Unison is a file syncing/backup utility, similar to SyncBack on Windows, available in most repros.
- The graphical interface requires the installation of unison, and unison-gtk.. Unison may be installed w/o the graphical component, but all operations must be initiated from a system running the GUI.
- Network backups require RSH or SSH to be installed on both machines
- The standard wisdom seems to be the rsync does not do a true 2 way sync, i.e., to sync to the newest file version going both ways you would have to do
rsync ~/LocalFolder you@server:/home/you/RemoteFolderthen turn around and do
rsync you@server:/home/you/RemoteFolder ~/LocalFolder. Add that to the fact that like cp, or scp, rsync requires separate commands for files with extensions, files without, and hidden files, creating a bash script for syncing files is more complex than creating a Unison profile.
- Step One: If, like me you are syncing only Documents, make your subfolder structure the same on both machines, ergo, if one PC has
/home/you/Documents/recipeand second PC has
/home/you/Documents/Recipes, edit your folder structure to be the same on both PCs to avoid duplicate files and folders
- Launch Unison and create a backup profile First use, create a profile
- Name of profile
- Synchronization kind (Local, SSH, RSH, TCP)
- "First" Directory (you can browse your mounted volumes)
- "Second" Directory, if you chose Local
- Host Machine Name (or IP Address)
- User Name (If you haven't registered SSH keys, you will be prompted for a password on every synchronization.
- Check whether you want to use compression, (on fast networks or slow processors, compression may create more overhead than it's worth).
- Target directory (If it's on a remote server, you will need to type the full path, there is no browsing to the folder.)
- Tell Unison if either folder uses FAT (say an un-reformatted USB stick)
- If you are backing up to another system, Unison needs to be installed on both. If you are backing up to a server with no GUI desktop manager, you can install just the unison package without unison-gtk, but all the syncs will have to be initiated from the machine with a GUI. (Of course, if you back up to a remote volume that is mounted locally, it should be completely transparent to Unison). If you choose to sync via ssh (recommended), you will need ssh and ssh-server installed appropriately on each machine.
- Name of profile
- Select and run your profile.
- The first time, expect to get a warning that no archive files (index files that speed up the synchronization scan) were found. They will be created on the first sync.
- Unison will look for differences between the files in the two selected directories.
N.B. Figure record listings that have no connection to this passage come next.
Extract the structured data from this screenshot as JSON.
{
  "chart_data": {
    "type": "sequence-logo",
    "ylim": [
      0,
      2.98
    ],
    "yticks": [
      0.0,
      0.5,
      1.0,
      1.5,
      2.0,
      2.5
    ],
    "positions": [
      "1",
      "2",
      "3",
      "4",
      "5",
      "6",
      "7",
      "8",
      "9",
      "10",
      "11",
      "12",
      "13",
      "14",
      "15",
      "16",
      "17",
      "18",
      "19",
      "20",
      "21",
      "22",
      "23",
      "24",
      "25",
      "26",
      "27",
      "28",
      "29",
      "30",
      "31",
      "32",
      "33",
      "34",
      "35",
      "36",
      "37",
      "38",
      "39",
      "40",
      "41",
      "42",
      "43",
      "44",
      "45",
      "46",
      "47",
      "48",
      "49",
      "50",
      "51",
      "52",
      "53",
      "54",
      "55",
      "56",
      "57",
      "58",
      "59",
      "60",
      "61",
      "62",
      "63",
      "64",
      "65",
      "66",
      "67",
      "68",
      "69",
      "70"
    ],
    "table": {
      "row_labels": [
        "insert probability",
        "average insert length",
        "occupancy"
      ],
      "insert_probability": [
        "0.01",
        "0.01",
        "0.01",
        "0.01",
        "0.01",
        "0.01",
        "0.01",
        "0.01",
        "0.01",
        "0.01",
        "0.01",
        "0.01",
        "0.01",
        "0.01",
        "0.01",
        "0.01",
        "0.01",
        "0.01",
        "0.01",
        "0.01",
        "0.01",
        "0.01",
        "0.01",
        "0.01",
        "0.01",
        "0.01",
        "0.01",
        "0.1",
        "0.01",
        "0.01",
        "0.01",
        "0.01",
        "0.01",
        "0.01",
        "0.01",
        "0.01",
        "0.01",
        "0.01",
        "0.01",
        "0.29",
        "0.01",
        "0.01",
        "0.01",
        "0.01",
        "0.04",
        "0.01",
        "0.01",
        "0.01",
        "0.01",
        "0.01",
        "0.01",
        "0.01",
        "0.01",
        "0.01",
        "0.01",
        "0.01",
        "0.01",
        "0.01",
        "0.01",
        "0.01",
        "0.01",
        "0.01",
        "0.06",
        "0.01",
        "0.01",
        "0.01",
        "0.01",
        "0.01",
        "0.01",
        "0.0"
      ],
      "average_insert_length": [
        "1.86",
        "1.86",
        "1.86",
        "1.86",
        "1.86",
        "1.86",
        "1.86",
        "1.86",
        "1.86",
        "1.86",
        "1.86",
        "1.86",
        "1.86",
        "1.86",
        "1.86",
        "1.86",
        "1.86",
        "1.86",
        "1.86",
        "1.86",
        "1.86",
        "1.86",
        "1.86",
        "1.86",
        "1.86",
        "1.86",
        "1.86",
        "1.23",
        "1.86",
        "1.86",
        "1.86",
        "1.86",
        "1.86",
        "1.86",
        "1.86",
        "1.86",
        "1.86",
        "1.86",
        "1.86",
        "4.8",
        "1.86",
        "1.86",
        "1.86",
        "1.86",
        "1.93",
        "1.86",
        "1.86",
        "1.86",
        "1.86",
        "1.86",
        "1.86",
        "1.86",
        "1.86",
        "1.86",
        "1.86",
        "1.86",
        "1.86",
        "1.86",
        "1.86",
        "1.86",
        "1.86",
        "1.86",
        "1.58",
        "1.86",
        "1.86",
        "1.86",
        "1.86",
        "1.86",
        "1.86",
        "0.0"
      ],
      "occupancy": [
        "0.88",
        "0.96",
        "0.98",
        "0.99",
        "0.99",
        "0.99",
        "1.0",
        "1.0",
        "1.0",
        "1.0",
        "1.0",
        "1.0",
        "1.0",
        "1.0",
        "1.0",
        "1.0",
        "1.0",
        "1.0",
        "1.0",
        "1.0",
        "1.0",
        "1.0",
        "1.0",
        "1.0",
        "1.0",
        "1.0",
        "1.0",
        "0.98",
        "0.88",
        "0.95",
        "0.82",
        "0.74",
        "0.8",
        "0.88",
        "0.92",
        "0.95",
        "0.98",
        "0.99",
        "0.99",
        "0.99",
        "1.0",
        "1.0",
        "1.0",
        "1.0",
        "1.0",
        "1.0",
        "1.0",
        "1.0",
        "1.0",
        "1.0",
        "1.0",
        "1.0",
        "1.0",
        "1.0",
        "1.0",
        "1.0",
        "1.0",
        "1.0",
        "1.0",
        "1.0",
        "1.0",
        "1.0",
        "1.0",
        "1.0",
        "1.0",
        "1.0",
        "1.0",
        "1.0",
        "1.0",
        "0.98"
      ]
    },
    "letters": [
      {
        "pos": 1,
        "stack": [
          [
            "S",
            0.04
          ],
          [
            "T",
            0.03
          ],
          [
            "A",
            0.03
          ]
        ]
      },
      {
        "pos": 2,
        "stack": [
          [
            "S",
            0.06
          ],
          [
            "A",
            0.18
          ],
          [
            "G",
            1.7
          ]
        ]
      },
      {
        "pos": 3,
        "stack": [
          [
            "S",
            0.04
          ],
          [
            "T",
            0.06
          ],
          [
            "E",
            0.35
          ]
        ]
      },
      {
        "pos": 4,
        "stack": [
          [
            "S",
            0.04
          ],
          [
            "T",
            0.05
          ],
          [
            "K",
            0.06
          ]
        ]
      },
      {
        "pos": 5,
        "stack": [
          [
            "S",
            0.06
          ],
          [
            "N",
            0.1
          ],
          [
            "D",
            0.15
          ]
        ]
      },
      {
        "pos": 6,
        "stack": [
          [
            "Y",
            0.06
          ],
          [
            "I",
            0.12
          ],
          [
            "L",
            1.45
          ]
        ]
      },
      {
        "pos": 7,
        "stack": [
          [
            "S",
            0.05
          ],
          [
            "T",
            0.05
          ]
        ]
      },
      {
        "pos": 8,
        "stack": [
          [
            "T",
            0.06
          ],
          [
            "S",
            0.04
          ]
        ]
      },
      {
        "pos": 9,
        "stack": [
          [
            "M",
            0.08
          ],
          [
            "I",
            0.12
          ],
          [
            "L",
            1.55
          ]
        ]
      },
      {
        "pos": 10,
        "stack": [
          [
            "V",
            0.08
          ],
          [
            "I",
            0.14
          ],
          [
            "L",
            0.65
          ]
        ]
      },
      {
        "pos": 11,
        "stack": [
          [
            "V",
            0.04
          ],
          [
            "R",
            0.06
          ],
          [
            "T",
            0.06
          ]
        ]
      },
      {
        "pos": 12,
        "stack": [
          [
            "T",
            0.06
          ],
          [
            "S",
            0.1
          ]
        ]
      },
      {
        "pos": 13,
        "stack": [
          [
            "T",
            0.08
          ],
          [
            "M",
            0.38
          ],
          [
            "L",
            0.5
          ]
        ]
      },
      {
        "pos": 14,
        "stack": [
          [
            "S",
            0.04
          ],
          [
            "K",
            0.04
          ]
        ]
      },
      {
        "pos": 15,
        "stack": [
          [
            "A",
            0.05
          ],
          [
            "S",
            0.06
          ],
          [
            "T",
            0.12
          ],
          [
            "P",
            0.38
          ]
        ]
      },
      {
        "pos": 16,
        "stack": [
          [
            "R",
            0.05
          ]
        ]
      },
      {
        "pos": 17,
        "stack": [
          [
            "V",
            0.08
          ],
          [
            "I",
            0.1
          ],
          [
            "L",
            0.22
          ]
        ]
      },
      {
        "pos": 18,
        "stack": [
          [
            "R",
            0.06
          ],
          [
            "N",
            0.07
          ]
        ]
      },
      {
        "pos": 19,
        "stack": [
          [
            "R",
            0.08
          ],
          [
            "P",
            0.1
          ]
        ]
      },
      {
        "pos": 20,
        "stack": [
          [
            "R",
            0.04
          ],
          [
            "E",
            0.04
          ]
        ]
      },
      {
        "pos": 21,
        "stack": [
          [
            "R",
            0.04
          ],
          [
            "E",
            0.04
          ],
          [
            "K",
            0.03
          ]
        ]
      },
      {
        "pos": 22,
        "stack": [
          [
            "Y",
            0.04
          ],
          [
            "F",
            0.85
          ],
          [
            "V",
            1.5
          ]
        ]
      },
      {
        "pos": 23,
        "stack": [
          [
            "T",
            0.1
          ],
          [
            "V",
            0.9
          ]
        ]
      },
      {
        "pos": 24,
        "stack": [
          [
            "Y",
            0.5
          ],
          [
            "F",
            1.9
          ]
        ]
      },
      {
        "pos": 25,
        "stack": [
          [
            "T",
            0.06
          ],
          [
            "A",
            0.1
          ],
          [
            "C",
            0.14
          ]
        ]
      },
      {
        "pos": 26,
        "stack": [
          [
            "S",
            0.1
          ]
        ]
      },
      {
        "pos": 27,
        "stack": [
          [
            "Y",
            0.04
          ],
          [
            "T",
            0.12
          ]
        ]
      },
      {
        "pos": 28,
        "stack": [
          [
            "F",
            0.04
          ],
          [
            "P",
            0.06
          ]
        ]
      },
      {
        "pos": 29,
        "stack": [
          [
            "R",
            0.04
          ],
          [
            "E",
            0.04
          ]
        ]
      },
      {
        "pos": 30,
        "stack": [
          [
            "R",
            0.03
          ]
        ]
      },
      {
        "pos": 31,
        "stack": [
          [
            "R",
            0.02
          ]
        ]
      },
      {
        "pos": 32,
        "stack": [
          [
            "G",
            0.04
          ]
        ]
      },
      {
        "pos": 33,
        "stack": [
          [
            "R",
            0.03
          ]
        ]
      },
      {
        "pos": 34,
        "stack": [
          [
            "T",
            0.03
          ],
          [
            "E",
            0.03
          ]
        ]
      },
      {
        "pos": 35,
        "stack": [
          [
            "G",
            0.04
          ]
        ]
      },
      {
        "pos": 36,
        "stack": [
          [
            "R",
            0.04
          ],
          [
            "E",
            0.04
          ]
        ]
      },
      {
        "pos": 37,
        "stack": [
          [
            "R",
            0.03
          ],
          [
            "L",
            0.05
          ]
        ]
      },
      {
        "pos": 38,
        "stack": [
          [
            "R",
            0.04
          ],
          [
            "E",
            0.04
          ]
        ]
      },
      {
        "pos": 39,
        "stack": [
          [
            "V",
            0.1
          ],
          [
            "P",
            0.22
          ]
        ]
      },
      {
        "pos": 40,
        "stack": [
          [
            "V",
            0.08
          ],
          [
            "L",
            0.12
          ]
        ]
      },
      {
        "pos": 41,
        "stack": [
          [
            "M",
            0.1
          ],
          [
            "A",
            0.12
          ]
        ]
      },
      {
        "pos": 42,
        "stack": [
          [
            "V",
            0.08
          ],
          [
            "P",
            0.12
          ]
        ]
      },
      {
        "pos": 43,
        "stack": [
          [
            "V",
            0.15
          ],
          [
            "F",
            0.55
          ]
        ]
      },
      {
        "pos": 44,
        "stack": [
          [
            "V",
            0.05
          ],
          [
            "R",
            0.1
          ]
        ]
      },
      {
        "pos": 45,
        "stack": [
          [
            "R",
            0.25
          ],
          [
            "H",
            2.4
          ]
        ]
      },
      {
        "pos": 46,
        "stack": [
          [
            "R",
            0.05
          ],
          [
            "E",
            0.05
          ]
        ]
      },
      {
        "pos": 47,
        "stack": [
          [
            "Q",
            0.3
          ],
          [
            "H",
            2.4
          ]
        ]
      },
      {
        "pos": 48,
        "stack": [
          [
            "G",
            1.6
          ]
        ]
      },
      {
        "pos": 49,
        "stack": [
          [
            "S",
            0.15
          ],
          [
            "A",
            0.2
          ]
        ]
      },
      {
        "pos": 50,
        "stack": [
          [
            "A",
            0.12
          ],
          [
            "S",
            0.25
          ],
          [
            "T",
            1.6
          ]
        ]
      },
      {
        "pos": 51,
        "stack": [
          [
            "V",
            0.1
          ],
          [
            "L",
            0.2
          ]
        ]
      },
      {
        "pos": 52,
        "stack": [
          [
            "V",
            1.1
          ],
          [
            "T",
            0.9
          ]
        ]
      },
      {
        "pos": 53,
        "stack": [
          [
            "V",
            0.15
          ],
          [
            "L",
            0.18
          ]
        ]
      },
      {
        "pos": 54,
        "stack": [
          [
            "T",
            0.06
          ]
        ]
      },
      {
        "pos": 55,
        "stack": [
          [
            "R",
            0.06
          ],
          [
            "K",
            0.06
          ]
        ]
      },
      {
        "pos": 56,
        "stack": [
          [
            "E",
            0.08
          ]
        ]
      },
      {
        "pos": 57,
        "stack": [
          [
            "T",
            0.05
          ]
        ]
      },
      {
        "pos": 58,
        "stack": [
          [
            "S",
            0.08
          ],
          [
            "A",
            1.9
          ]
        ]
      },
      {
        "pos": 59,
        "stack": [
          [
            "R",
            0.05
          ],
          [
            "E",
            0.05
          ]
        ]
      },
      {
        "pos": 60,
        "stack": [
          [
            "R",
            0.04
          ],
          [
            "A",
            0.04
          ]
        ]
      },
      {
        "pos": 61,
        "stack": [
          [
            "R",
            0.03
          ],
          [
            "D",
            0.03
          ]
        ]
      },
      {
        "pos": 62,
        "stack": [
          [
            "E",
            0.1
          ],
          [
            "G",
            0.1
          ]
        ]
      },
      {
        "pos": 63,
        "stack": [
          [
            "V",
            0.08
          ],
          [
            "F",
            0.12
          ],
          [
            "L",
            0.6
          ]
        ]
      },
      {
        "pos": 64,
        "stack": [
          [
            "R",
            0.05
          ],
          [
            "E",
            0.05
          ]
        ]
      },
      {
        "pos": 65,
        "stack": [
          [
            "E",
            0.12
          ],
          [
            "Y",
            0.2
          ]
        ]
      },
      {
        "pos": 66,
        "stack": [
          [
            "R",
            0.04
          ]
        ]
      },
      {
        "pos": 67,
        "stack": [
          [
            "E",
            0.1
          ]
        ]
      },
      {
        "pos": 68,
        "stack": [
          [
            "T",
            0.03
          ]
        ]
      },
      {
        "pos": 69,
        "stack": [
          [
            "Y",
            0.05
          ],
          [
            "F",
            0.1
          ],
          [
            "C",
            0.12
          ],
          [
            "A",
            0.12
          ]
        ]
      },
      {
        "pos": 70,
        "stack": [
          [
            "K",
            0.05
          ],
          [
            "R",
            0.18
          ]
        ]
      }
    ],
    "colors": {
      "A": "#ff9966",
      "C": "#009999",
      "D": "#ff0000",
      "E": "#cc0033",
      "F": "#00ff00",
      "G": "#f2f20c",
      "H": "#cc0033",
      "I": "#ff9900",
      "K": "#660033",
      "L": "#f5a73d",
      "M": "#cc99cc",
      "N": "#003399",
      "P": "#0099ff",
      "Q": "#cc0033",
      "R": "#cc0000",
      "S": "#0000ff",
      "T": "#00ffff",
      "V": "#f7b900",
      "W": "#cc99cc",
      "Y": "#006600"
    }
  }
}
The differences will be displayed graphically, with arrows pointing left or right, indicating which directory contains the most current version of the file (by modification date). You can choose to merge files either left or right (a conventional backup), do a merge (i.e., Unison itself decides how to combine data from files with the same name (obviously, that could be messy), or to do a sync (ergo, the most current version of a file overwrites older version, regardless of location). Click "Go" to do a true sync.